Kant afirma que toda a Constituição Civil de um estado deve ser Republicana, fato que o assemelha com Rousseau, sendo que esse foi o formulador das bases do republicanismo. Assim, o autor sustenta que essa é fundada segundo os princípios da liberdade de seus membros enquanto homens, portanto, liberdade sob o ponto de vista de Kant, é a possibilidade de não obedecer a quaisquer leis externas se essas não estiverem no consentimento das pessoas, assim, a ideia de legalidade é justamente a ideia de obedecer à leis que convém para as pessoas. A Constituição Civil é fundada também, a partir da dependência de todos enquanto súditos, em relação a uma única legislação que vigora, e por último é fundada a partir dos princípios da igualdade dos cidadãos, sendo que cada um deles é submetido à mesma condição dentro do estado.

Segundo o autor, nesse contexto da Constituição Civil toda a forma de governo deve ser representativa, porque o legislador não pode ser ao mesmo tempo formulador e executor da sua vontade, fato esse que por sua vez, o diferencia de Rousseau, pois esse entregou ênfase ao republicanismo participativo e o assemelha com Locke, pois essa é uma concepção do liberalismo.

Kant em seu livro “A Paz Perpétua”, abordou três formas de direito sobre os Estados para a garantia da paz duradoura. Assim, segundo ele há o direito das gentes dos Estados nas suas relações recíprocas, que determina o que é justo segundo unidades do poder e não segundo leis exteriores que limitam a liberdade das pessoas, o direito político exercido pelo povo no Estado, e o direito cosmopolita, aquele que entrega condições de hospitalidade universal, conforme o autor, todo o estrangeiro que se comportar amistosamente não deve ser tratado com hostilidades devido à sua vinda em território de outrem, caso contrário, isso implicaria em estado de natureza, fato que contradiz a implantação da paz.

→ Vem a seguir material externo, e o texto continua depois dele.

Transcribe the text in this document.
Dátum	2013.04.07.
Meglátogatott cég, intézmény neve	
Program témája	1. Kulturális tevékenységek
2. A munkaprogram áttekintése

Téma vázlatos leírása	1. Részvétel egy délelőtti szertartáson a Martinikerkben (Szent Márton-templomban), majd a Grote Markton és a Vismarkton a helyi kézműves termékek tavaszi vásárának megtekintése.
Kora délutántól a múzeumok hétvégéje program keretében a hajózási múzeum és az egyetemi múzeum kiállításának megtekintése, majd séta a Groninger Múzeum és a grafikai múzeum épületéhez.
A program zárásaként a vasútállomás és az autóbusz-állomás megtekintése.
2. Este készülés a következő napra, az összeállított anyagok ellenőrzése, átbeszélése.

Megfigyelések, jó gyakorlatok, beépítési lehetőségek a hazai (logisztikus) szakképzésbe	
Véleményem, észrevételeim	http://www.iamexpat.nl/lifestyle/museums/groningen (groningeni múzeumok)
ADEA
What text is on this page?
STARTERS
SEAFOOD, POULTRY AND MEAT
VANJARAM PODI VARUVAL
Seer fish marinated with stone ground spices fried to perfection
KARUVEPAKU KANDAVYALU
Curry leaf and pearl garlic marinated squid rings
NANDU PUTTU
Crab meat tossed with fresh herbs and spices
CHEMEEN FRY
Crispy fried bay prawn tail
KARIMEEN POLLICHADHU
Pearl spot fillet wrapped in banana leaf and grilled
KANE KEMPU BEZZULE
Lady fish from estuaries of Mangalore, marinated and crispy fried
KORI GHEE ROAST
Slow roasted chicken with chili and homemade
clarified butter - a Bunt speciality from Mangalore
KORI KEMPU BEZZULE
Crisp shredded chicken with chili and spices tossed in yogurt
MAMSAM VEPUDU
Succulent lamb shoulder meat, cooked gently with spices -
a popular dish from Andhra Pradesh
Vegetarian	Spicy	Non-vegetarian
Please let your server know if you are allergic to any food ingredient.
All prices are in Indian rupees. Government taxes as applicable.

Assim, Kant em suas teorias para a garantia da paz perpétua entre os Estados Nacionais antevê a ONU (Organização das Nações Unidas), como um meio para assegurar que os Estados compactuem um acordo de paz e não entrem em guerra.

“A Paz Perpétua” é uma obra clássica que traz elementos fundamentais para a preservação de uma paz duradoura, ou seja, uma linha de elementos para os indivíduos saírem realmente do estado de natureza.